True-DTAC Merger: CP and Telenor Challenge Regulator

Heads of True Corp and Total Access Communication (DTAC) parent firms claimed that Thailand’s telecom regulator has no power to hinder their mobile business merger.

Although the National Broadcasting and Telecommunications Commission (NBTC) can impose conditions to govern the merger, the regulator can face legal action and be sued in the Central Administrative Court if it rejects the deal.

However, the two companies do not want to get to that point, said Suphachai Chearavanont, chief executive of Charoen Pokphand (CP) Group, the parent of True, and Sigve Brekke, president and chief executive of Norway-based Telenor, the parent of DTAC, at a conference on Friday.

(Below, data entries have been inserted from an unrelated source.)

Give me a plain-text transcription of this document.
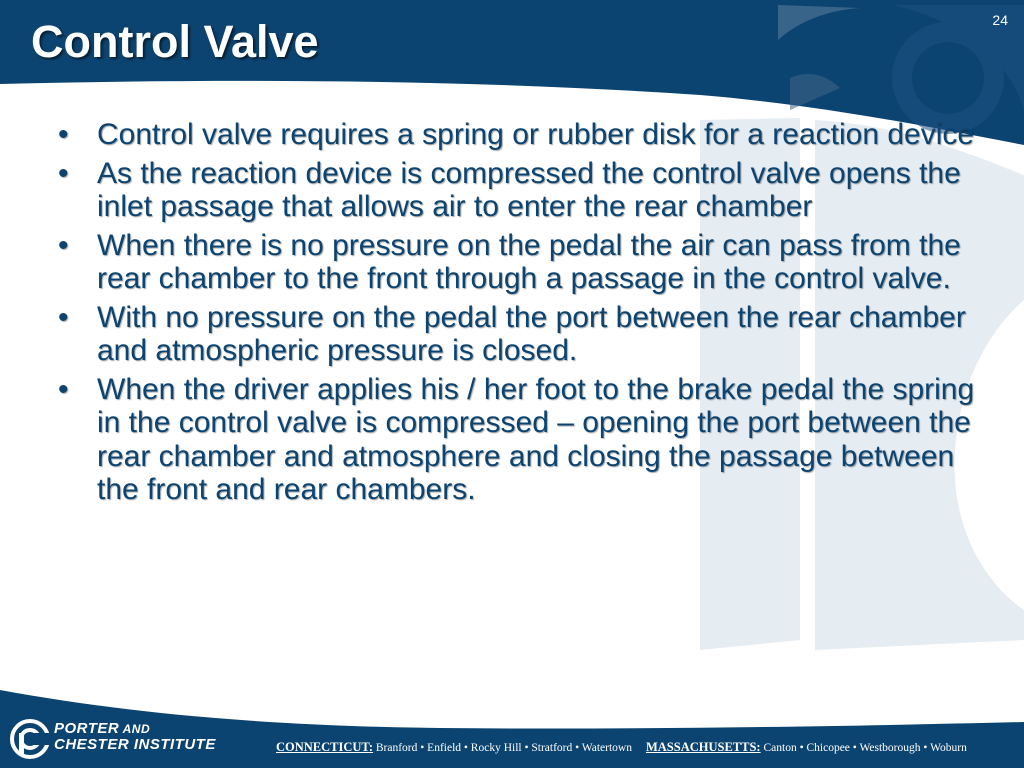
24
Control Valve
• Control valve requires a spring or rubber disk for a reaction device
• As the reaction device is compressed the control valve opens the inlet passage that allows air to enter the rear chamber
• When there is no pressure on the pedal the air can pass from the rear chamber to the front through a passage in the control valve.
• With no pressure on the pedal the port between the rear chamber and atmospheric pressure is closed.
• When the driver applies his / her foot to the brake pedal the spring in the control valve is compressed – opening the port between the rear chamber and atmosphere and closing the passage between the front and rear chambers.
PORTER AND
CHESTER INSTITUTE	CONNECTICUT: Branford • Enfield • Rocky Hill • Stratford • Watertown MASSACHUSETTS: Canton • Chicopee • Westborough • Woburn
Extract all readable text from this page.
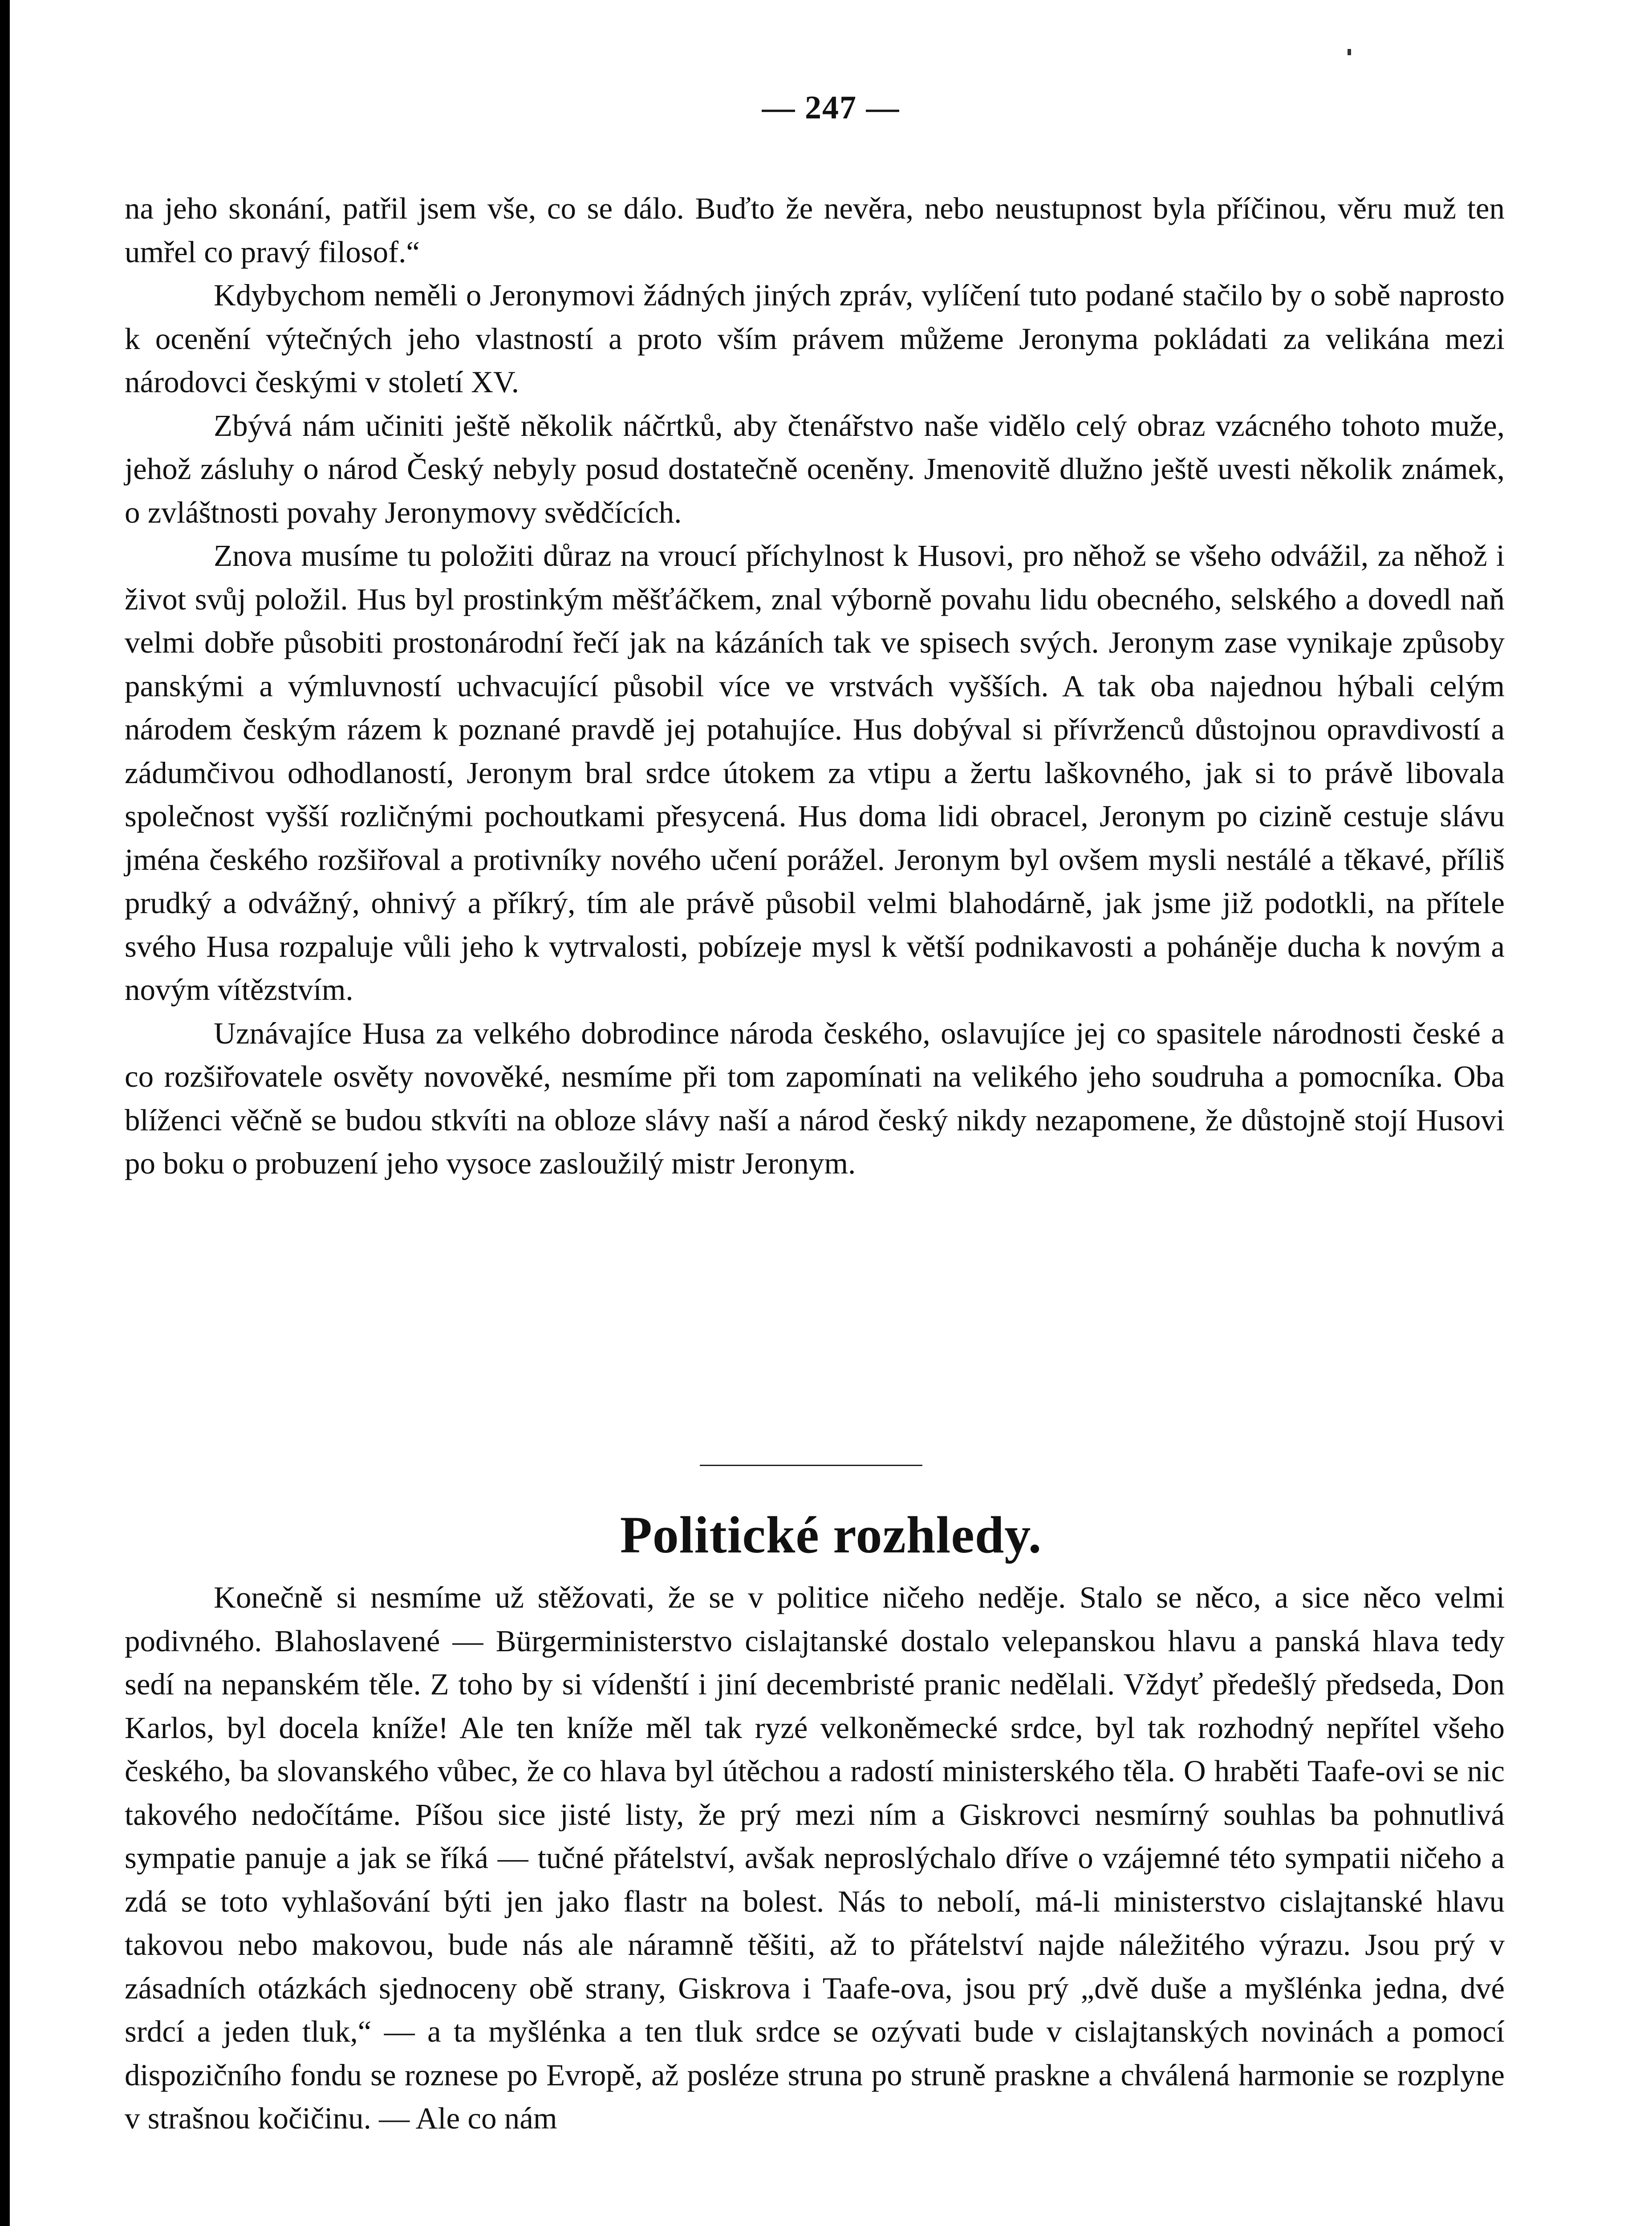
— 247 —

na jeho skonání, patřil jsem vše, co se dálo. Buďto že nevěra, nebo neustupnost byla příčinou, věru muž ten umřel co pravý filosof.“

Kdybychom neměli o Jeronymovi žádných jiných zpráv, vylíčení tuto podané stačilo by o sobě naprosto k ocenění výtečných jeho vlastností a proto vším právem můžeme Jeronyma pokládati za velikána mezi národovci českými v století XV.

Zbývá nám učiniti ještě několik náčrtků, aby čtenářstvo naše vidělo celý obraz vzácného tohoto muže, jehož zásluhy o národ Český nebyly posud dostatečně oceněny. Jmenovitě dlužno ještě uvesti několik známek, o zvláštnosti povahy Jeronymovy svědčících.

Znova musíme tu položiti důraz na vroucí příchylnost k Husovi, pro něhož se všeho odvážil, za něhož i život svůj položil. Hus byl prostinkým měšťáčkem, znal výborně povahu lidu obecného, selského a dovedl naň velmi dobře působiti prostonárodní řečí jak na kázáních tak ve spisech svých. Jeronym zase vynikaje způsoby panskými a výmluvností uchvacující působil více ve vrstvách vyšších. A tak oba najednou hýbali celým národem českým rázem k poznané pravdě jej potahujíce. Hus dobýval si přívrženců důstojnou opravdivostí a zádumčivou odhodlaností, Jeronym bral srdce útokem za vtipu a žertu laškovného, jak si to právě libovala společnost vyšší rozličnými pochoutkami přesycená. Hus doma lidi obracel, Jeronym po cizině cestuje slávu jména českého rozšiřoval a protivníky nového učení porážel. Jeronym byl ovšem mysli nestálé a těkavé, příliš prudký a odvážný, ohnivý a příkrý, tím ale právě působil velmi blahodárně, jak jsme již podotkli, na přítele svého Husa rozpaluje vůli jeho k vytrvalosti, pobízeje mysl k větší podnikavosti a poháněje ducha k novým a novým vítězstvím.

Uznávajíce Husa za velkého dobrodince národa českého, oslavujíce jej co spasitele národnosti české a co rozšiřovatele osvěty novověké, nesmíme při tom zapomínati na velikého jeho soudruha a pomocníka. Oba blíženci věčně se budou stkvíti na obloze slávy naší a národ český nikdy nezapomene, že důstojně stojí Husovi po boku o probuzení jeho vysoce zasloužilý mistr Jeronym.

Politické rozhledy.

Konečně si nesmíme už stěžovati, že se v politice ničeho neděje. Stalo se něco, a sice něco velmi podivného. Blahoslavené — Bürgerministerstvo cislajtanské dostalo velepanskou hlavu a panská hlava tedy sedí na nepanském těle. Z toho by si vídenští i jiní decembristé pranic nedělali. Vždyť předešlý předseda, Don Karlos, byl docela kníže! Ale ten kníže měl tak ryzé velkoněmecké srdce, byl tak rozhodný nepřítel všeho českého, ba slovanského vůbec, že co hlava byl útěchou a radostí ministerského těla. O hraběti Taafe-ovi se nic takového nedočítáme. Píšou sice jisté listy, že prý mezi ním a Giskrovci nesmírný souhlas ba pohnutlivá sympatie panuje a jak se říká — tučné přátelství, avšak neproslýchalo dříve o vzájemné této sympatii ničeho a zdá se toto vyhlašování býti jen jako flastr na bolest. Nás to nebolí, má-li ministerstvo cislajtanské hlavu takovou nebo makovou, bude nás ale náramně těšiti, až to přátelství najde náležitého výrazu. Jsou prý v zásadních otázkách sjednoceny obě strany, Giskrova i Taafe-ova, jsou prý „dvě duše a myšlénka jedna, dvé srdcí a jeden tluk,“ — a ta myšlénka a ten tluk srdce se ozývati bude v cislajtanských novinách a pomocí dispozičního fondu se roznese po Evropě, až posléze struna po struně praskne a chválená harmonie se rozplyne v strašnou kočičinu. — Ale co nám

True and TAC have also urged the NBTC to begin drafting measures to govern the deal. Both parties notified the regulator about their merging plan on January 25, Mr. Suphachai, who also chairs True, said.

A current rule by the NBTC requires telecom operators planning to merge to notify their intentions through an official report at least 90 days in advance. The deal was set to close in May but, at the regulator’s discretion, it was delayed due to changes in its board.

After a new board was established in April, the NBTC appointed four subcommittees to scrutinize the merger and held focus group hearings to gauge the deal’s impact.

Informed sources said at least two subcommittees oppose the deal, citing legal and consumer protection grounds.

True and DTAC also face pressure and difficulties, as they must compulsorily comply with a planned share swap by September in line with regulations imposed by Thailand’s Stock Exchange, Mr. Suphachai.

True’s chairman described the timeline as a “serious matter” as it could affect shareholders’ confidence.

Telenor and CP announced that they planned to merge their mobile businesses dtac TriNet and True Move H on November 2022, 2021. Back then, both companies said they would consolidate a new firm set to operate in the telecom industry and technological fields.

Mr. Suphachai insisted that the merger was a “genuinely equal” partnership, arguing that neither company planned to majority control the merged firm.

The shareholding structure and top management’s details can be later determined by both parties over the long term, he added.

Mr. Suphachai also reiterated that the NBTC must impose proper measures to govern the True-DTAC deal to protect the public interest and market competition.

On Friday, True’s shares on Thailand’s Stock Exchange dropped by 0.30 baht or 6.2% to 4.54 baht, while DTAC’s value fell by 2.50 baht or 5.3% to 44.75 baht.